Originally written for the Vol.5-No.4 edition (May 27, 2011) of the Toyama Hot News e-newsletter.
Dr. Masaki Kamakura of Toyama Prefectural University has discovered the function of the protein royalactin in the way it causes a honeybee larva to develop into a queen bee. The article “Royalactin induces queen differentiation in honeybees” is published in the April 24th issue of the science journal Nature.
Worker bees are all female, yet the queen bees are the only bees that lay eggs – about 2,000 a day. Furthermore, queen bees have the same genes as worker bees, but they are roughly 1.5 times bigger and live about 20 times as long. Scientists knew that only the bees that ingest royal jelly (secreted from worker bees) as larvae grow into queen bees, but the exact functions of the components of royal jelly had been a mystery until now.

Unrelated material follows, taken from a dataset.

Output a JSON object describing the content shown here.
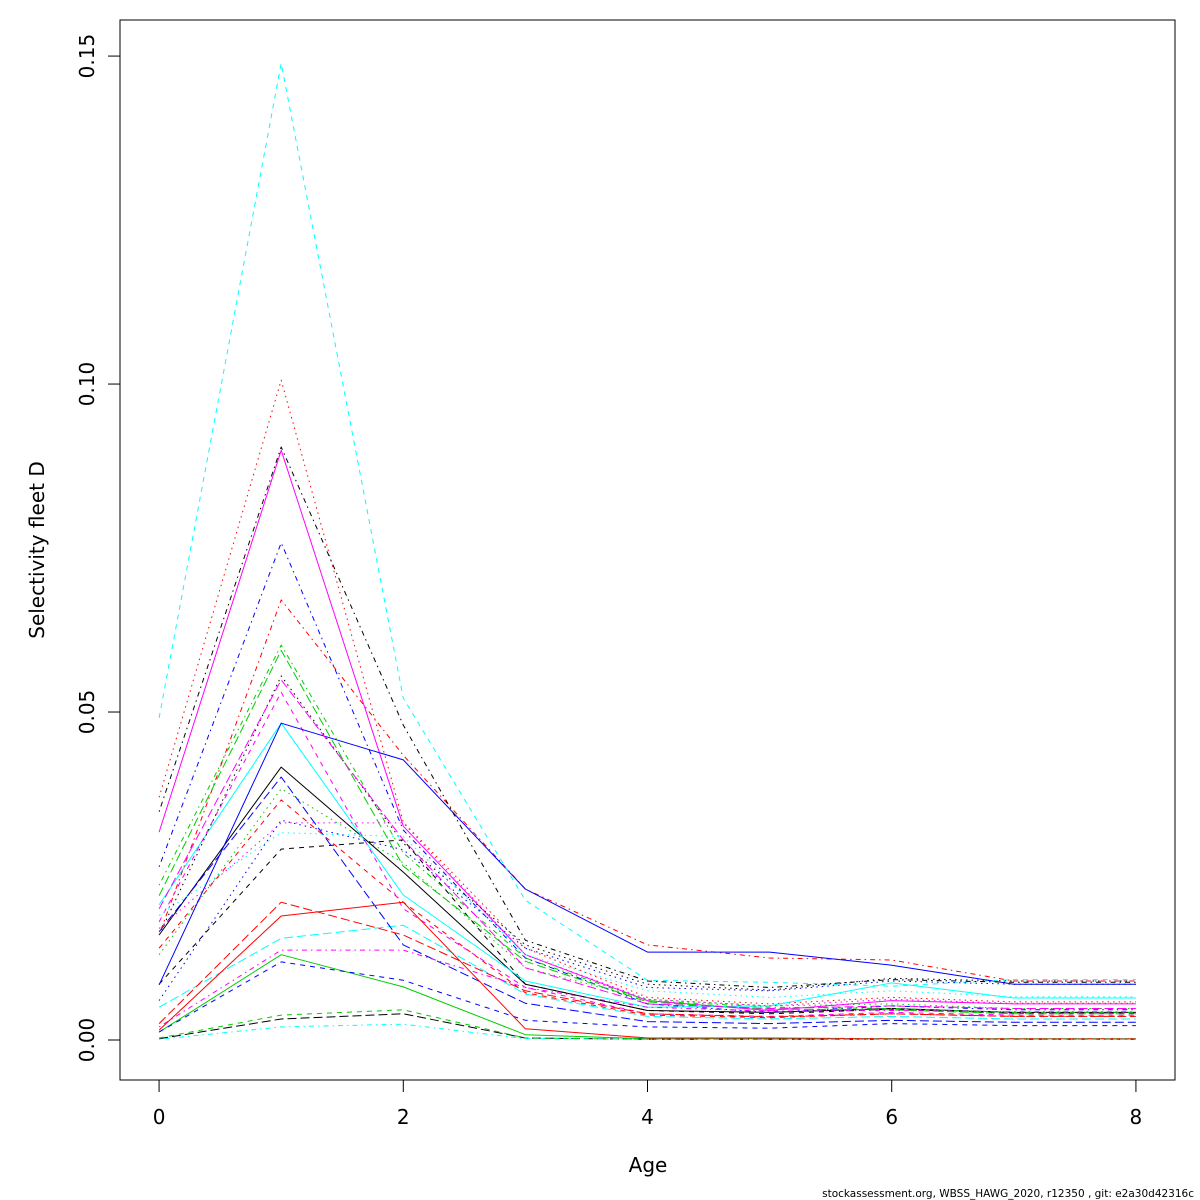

Dr. Kamakura compared fresh royal jelly with royal jelly that had been heated at 40 degrees Celsius (104 degrees Fahrenheit) for 30 days, and found a difference in the amount of proteins. In an experiment feeding the royal jelly to bee larvae, he found that only the protein royalactin activates the mechanisms that cause larvae to grow into queen bees.
In addition, there were similar results when royalactin was given to fruit flies: they became bigger, produced more eggs, and lived longer.
The hope is that this research regarding the development of queen bees will lead to improved beekeeping practices, and contribute to finding the cause of CCD (colony collapse disorder). Next, in cooperation with a beekeeper in Aichi Prefecture, they will experiment to see if the bees raised in the lab will be able to adapt to their role as queen bees in hives with worker bees.
Dr. Kamakura attended Kyoto University Graduate School of Agriculture, and arrived at Toyama Prefectural University as an assistant researcher in 2003.